The model is overfitting — it memorized training data but can't generalize. Fixes: 1) Get more training data. 2) Simplify the model (reduce max_depth, increase min_samples_leaf). 3) Add regularization (L1/L2). 4) Remove noisy or redundant features. 5) Use cross-validation instead of a single split.

Why do you need to scale features before K-Means clustering?

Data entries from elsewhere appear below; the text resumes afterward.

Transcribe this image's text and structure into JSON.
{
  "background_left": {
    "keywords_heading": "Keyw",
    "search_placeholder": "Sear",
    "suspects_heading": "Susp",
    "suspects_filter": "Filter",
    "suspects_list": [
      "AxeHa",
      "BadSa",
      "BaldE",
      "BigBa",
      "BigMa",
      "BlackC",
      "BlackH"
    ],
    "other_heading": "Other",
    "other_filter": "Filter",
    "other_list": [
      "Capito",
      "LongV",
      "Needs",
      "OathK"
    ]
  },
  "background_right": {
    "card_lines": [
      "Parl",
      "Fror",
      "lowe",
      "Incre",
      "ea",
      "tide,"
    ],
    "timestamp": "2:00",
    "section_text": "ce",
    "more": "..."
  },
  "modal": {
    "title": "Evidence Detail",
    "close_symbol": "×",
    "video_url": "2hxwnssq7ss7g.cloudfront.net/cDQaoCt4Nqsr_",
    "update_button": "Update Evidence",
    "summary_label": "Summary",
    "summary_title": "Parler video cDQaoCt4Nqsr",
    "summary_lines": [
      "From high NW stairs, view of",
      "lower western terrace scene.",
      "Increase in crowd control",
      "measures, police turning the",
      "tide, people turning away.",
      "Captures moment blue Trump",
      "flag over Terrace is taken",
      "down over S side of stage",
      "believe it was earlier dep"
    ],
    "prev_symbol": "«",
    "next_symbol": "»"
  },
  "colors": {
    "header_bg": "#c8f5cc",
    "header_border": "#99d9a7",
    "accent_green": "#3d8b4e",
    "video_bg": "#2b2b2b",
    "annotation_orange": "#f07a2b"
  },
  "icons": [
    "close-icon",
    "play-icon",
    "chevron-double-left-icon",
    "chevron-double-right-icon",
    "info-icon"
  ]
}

K-Means uses Euclidean distance to measure similarity. If features have different scales (income: 0-200K, age: 0-80), distance is dominated by the larger-scale feature. Scaling (e.g., StandardScaler) puts all features on the same scale so each contributes equally to the distance calculation.

When would you use PCA?

Use PCA when: 1) You have many correlated features and want to reduce them. 2) You want to visualize high-dimensional data in 2D/3D. 3) Training is too slow due to too many features. 4) You want to remove noise (minor components often capture noise). Keep enough components to explain 90-95% of variance.

What's the difference between GridSearchCV and RandomizedSearchCV?

GridSearchCV tries every combination of hyperparameters (exhaustive but slow). RandomizedSearchCV samples a fixed number of random combinations (faster, especially with many parameters). In practice, RandomizedSearchCV with 50-100 iterations often finds results within 1-2% of the grid search optimum in a fraction of the time.

Interview Questions

Explain the bias-variance tradeoff. How does it relate to model complexity?

Bias is error from wrong assumptions (underfitting). Variance is error from sensitivity to training data (overfitting). Simple models have high bias + low variance. Complex models have low bias + high variance. The goal is the sweet spot: enough complexity to capture patterns, not so much that it memorizes noise. Regularization, cross-validation, and ensemble methods all help balance this tradeoff.

How does Random Forest improve on a single Decision Tree?

Random Forest is an ensemble of many decision trees, each trained on a random subset of data (bagging) and random subset of features. This reduces variance (overfitting) because individual tree errors cancel out when averaged. A single tree can overfit badly; 100 trees voting together generalize much better. The randomness ensures trees are diverse — if they all made the same mistakes, averaging wouldn't help.

When would you choose Logistic Regression over Random Forest?

Choose Logistic Regression when: 1) You need interpretability (coefficients explain feature importance). 2) You have a small dataset (fewer parameters = less overfitting risk). 3) The relationship is roughly linear. 4) You need probability outputs (calibrated by default). 5) You need speed in production (much faster inference). Random Forest is better when relationships are non-linear and you have enough data.

What is regularization and why is it used?

Regularization adds a penalty for model complexity to the loss function. L1 (Lasso): penalizes absolute value of coefficients, drives some to exactly zero (feature selection). L2 (Ridge): penalizes squared coefficients, shrinks them toward zero but rarely to exactly zero. Elastic Net: combines both. Purpose: prevent overfitting by discouraging the model from relying too heavily on any single feature or fitting noise.